Alberta Easing Oil Production Cuts as Canadian Prices Rise
With prices fetched by Alberta heavy oil on the rise, the provincial government Wednesday reduced mandatory production cuts to 250,000 b/d from the 325,000 b/d ordered on Dec. 2.
The Canadian counterpart to quotas set by the Organization of the Petroleum Exporting Countries has been “instrumental” in paring deep discounts inflicted on Alberta output, said a government statement.
The trademark Alberta heavy crude product, Western Canada Select (WCS), was trading at about 17% below the North American light oil benchmark West Texas Intermediate. At this time a year ago the discount, aka differential, in the Canadian industry was 43%.
The chief victim of deep discounts for Alberta heavy crude is Canada’s top user of natural gas, thermal oilsands production.
For February and March, the Alberta government announced a provincial production quota of 3.63 million b/d, up from 3.56 million b/d in January. Alberta Premier Rachel Notley said, “This temporary measure is working.”

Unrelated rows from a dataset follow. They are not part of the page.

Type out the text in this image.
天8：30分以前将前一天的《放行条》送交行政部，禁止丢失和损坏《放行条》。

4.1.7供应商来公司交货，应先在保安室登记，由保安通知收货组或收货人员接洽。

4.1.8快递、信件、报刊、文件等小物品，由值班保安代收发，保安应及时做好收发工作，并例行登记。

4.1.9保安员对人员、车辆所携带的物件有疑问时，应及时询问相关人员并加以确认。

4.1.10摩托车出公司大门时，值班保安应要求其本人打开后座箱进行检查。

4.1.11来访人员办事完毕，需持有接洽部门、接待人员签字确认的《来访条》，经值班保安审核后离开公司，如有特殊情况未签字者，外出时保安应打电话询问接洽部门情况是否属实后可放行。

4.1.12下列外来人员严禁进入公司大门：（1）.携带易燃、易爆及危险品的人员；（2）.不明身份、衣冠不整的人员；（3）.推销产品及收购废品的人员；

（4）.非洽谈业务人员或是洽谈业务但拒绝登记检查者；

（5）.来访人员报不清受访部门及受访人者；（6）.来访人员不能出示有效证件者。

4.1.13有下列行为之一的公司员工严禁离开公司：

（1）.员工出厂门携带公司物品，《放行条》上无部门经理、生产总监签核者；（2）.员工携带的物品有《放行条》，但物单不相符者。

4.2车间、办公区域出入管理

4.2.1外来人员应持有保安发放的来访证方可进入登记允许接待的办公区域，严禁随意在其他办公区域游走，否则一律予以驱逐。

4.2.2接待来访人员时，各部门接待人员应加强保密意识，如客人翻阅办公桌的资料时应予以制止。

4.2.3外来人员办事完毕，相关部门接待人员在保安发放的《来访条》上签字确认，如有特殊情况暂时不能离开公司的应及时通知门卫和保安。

The policy is intended to limit the WCS price differential to a quality discount by preventing an excesses of production over pipeline and railway shipping capacity, which enable buyers to command fire-sale bargains.
The output restraint has to date reduced a surplus in Alberta storage tanks by 5 million bbl to 30 million. During a planned year of production controls, the provincial government is investing in a railway tank car fleet and supporting pipeline expansions.